As many of you already know British railwasys are in a dire state right now.

From 1923-1947 all rail services were ran by 4 large railway companies.

– Great Western Railway
– London, Midland and Scottish Railway
– London and North Eastern Railway
– Southern Railway

Because of the competition I expect services were ran well, correct? I want to know if the British Redditors think this model should return

14 comments
  1. Rather have it ran by one publicly owned company. Each city can run their own inner city trains/trams etc so to speak.

  2. What competition? They ran services in different parts of the country. They were not competing with each other except on a tiny number of routes where two companies could reach the same place e.g. LMS and LNER to Scotland.

    British rialways have ALWAYS been in a dire state because they started in a big higgledy piggledy way. We were first- we had no role models.

    The Big 4 came into being because WW1 destroyed the economic viability of all the little companies and the Big 4 were abolished because WW2 bankrupted them.

  3. No. All railways and railway infrastructure should be owned and operated by one nationalised company. Competition is all well and good but railways are natural monopolies and having several companies develop the same technologies in parallel is wasteful.

  4. There wasn’t really any competition.

    If you lived in London and wanted to visit your gran in Newcastle, you wouldn’t go to Brighton instead just because Southern was cheaper than LNER.

  5. Some of us are old enough to remember British Rail being shit before privatisation.

    While I’m not advocating for things to remain as they are, don’t go mistaking nationalisation for automatically being good. It needs a cross-party governmental long term vision and there’s fuck-all chance of that happening right now.

  6. That’s not competition? And that is basically how it still is, just with a few more than four. The issue with our railways is lack of funding and too many car owners who get their pitchforkes out anytime anyone suggests actually subsiding environmentally friendly rail travel with their taxes. Unlike other countries we don’t demand a good well funded rail system sadly so instead we have a system that tries to be profitable which is impossible given the way passenger flows work, unlike airlines you can’t just reroute to a popular route at a given time, and for every train you run in one direction in rush hour, you’re running one back mostly empty, that’s before small rural lines – people want them to be profitable and that’s just not possible. They need to be properly funded by the government like in other countries. Just look at Germany and France introducing €49 a month tickets for the entire country while we pay that for a 30 minute commute to the nearest city

  7. There was competition but it manifested in very expensive and needless duplication of routes and stations. Apart from the named trains, punctuality was poor. They barely made their running costs, with only the Southern reliably making a profit in the low two digits, purely because of the commuter trade.

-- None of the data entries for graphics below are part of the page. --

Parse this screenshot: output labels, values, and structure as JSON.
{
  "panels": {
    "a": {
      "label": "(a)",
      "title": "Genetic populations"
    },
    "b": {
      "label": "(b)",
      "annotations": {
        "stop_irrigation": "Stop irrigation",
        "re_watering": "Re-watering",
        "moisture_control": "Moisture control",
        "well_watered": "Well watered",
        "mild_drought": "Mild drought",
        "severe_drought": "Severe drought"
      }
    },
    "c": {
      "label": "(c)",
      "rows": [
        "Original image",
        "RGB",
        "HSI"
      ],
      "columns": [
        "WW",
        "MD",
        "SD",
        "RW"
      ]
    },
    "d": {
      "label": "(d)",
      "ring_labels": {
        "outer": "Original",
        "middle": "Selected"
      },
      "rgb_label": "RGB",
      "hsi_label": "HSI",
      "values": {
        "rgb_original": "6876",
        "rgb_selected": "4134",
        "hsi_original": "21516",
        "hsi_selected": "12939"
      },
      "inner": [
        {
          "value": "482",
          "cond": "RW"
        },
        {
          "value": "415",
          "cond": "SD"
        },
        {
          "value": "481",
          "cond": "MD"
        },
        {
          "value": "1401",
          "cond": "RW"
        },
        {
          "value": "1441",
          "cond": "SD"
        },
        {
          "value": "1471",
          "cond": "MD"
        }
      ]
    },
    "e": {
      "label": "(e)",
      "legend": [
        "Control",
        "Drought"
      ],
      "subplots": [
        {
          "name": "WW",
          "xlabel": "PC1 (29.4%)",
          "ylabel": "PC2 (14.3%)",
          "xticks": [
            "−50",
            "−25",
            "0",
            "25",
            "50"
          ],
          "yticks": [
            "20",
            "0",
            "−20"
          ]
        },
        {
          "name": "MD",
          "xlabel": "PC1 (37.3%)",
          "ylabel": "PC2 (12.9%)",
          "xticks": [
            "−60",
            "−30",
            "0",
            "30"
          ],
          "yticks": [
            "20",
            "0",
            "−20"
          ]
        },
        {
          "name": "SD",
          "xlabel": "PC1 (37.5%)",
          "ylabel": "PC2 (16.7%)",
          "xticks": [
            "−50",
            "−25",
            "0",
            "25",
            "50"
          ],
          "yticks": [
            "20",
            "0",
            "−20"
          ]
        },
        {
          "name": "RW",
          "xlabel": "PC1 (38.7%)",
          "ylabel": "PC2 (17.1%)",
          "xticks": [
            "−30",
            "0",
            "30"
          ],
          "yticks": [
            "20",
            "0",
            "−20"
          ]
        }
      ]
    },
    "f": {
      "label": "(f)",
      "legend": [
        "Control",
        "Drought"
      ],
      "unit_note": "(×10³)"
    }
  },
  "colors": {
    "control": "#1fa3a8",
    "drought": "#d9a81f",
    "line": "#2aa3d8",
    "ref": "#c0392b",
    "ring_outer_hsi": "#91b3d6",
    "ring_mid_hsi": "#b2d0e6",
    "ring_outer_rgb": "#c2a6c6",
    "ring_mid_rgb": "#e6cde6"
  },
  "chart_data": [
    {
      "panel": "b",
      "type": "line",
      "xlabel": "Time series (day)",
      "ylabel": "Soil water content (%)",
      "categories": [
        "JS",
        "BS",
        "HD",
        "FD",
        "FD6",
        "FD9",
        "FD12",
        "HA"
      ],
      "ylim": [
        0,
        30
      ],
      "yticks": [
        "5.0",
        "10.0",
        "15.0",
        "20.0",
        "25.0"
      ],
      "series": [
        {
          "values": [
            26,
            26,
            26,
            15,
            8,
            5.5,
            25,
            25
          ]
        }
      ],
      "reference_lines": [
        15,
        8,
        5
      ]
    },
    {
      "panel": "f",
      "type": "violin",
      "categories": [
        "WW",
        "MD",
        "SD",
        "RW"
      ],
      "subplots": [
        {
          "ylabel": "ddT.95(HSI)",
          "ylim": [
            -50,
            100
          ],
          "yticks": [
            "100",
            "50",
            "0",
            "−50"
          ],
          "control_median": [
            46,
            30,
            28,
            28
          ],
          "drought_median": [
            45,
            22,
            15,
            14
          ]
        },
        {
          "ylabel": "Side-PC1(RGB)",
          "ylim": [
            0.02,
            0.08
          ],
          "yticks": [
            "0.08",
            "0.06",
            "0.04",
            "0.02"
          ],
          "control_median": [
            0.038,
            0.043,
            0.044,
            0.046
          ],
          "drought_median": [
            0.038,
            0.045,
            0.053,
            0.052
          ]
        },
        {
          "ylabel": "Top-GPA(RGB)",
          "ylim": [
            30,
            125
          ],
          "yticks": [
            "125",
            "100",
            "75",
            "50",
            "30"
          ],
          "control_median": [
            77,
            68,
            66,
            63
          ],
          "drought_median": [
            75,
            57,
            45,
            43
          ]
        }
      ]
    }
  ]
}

    Investment was low. Again except for the Southern which gambled heavily on electrification, the railways were juiced for the money. Even major stations were left to the dirt and grime. Crewe, for example, didn’t get any refurb or upgrade for the entire existence of the LMS.

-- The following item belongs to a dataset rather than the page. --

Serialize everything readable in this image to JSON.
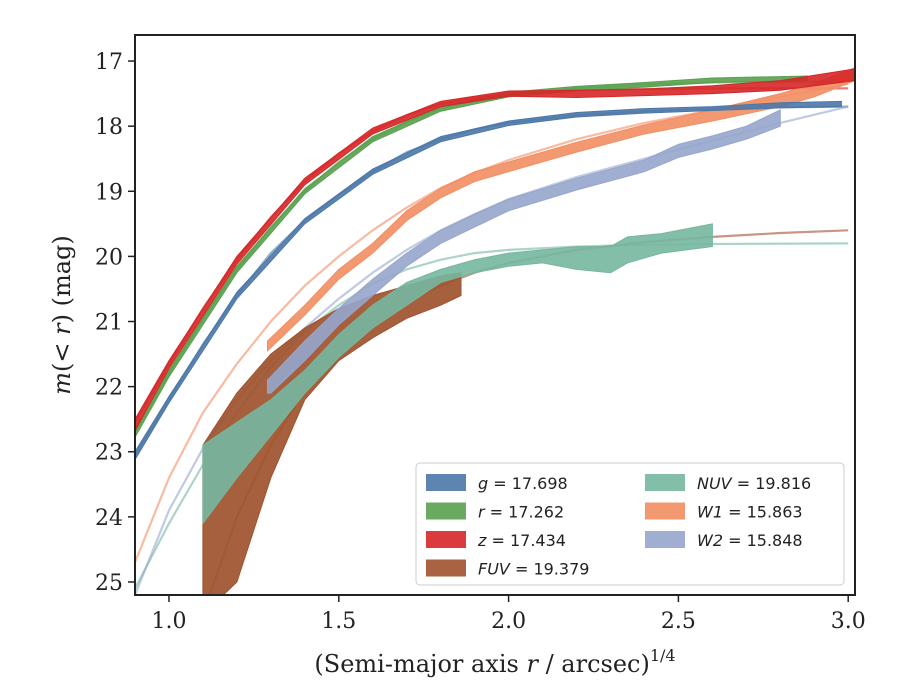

  8. You might as well just bring back British Rail, although I am sympathetic to the idea of a nationalised railway using regional brands like GWR.

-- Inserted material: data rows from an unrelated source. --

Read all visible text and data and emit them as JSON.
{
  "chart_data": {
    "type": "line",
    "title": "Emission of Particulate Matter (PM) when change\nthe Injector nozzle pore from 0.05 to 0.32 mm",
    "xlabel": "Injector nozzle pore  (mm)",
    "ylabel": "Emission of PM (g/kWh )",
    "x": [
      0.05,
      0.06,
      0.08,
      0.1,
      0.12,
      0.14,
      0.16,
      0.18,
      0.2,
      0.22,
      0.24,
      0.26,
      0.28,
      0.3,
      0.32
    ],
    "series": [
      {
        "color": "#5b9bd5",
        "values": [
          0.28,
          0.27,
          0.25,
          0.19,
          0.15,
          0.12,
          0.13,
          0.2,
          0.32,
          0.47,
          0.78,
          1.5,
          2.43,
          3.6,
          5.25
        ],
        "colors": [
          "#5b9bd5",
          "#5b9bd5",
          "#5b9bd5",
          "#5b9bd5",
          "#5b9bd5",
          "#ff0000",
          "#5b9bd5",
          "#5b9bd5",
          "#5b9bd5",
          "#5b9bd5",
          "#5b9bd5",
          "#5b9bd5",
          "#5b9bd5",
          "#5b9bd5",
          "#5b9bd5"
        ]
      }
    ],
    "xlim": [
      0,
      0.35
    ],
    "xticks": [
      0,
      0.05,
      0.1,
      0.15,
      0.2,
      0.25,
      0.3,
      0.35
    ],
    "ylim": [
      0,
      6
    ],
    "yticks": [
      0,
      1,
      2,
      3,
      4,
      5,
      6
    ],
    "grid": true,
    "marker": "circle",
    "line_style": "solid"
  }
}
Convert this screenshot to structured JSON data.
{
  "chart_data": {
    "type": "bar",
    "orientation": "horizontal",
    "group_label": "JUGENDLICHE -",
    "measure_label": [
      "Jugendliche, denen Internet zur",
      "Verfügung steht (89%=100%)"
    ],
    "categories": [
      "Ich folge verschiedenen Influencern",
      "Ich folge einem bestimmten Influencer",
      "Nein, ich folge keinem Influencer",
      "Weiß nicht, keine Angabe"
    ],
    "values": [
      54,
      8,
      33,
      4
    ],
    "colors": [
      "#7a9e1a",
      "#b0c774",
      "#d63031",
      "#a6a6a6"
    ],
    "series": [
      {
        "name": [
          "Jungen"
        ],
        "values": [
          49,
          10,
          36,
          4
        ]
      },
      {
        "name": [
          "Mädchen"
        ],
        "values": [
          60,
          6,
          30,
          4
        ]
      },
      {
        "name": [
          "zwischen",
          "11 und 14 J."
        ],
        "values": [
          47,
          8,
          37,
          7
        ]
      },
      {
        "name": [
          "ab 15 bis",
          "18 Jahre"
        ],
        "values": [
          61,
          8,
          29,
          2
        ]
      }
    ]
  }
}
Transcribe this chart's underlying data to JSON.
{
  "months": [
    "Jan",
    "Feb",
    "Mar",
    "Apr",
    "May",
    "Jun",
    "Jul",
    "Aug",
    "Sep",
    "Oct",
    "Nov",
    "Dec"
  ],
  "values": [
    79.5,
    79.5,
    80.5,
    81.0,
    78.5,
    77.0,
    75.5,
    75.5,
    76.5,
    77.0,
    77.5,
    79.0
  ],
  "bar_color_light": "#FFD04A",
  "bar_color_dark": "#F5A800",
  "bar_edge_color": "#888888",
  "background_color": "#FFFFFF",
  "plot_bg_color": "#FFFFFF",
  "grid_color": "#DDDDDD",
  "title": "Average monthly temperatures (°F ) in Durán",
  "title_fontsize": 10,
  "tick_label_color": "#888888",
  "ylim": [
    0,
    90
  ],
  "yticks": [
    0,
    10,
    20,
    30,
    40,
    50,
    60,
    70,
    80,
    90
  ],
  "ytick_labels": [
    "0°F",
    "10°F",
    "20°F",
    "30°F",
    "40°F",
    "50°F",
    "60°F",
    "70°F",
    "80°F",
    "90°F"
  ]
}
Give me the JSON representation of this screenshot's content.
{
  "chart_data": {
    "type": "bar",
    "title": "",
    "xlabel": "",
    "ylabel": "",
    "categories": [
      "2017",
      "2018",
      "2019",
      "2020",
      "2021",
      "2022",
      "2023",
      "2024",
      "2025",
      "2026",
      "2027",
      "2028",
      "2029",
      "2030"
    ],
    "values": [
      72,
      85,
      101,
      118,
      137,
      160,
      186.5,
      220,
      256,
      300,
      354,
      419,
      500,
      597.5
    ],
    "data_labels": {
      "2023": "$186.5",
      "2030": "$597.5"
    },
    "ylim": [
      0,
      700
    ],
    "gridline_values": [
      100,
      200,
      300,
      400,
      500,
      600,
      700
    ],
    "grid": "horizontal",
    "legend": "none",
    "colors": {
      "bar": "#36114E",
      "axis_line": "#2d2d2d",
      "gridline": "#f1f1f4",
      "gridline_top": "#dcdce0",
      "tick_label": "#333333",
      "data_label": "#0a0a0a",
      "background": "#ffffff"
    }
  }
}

  9. AFAIK the Big Four are Metallica Slayer Anthrax and Megadeth. Although personally I’d sub in Exodus instead of Megadeth

  10. What competition? north west England it’s northern rail, unless it’s longer then it’s transpennine, or a avanti to London, nothing else, no choice really

  11. Metallica, Megadeath, Slayer and Anthrax?

    Or do you mean Wrestlemania, Summerslam, Survivor Series and Royal Rumble?

    Either way yes! Please bring them back to the UK.

  12. I think there is a place for part of the network being locally managed in the public sector. At the very least Scottish and Welsh railways managed by the devolved authorities, Isle of Wight council the rail there.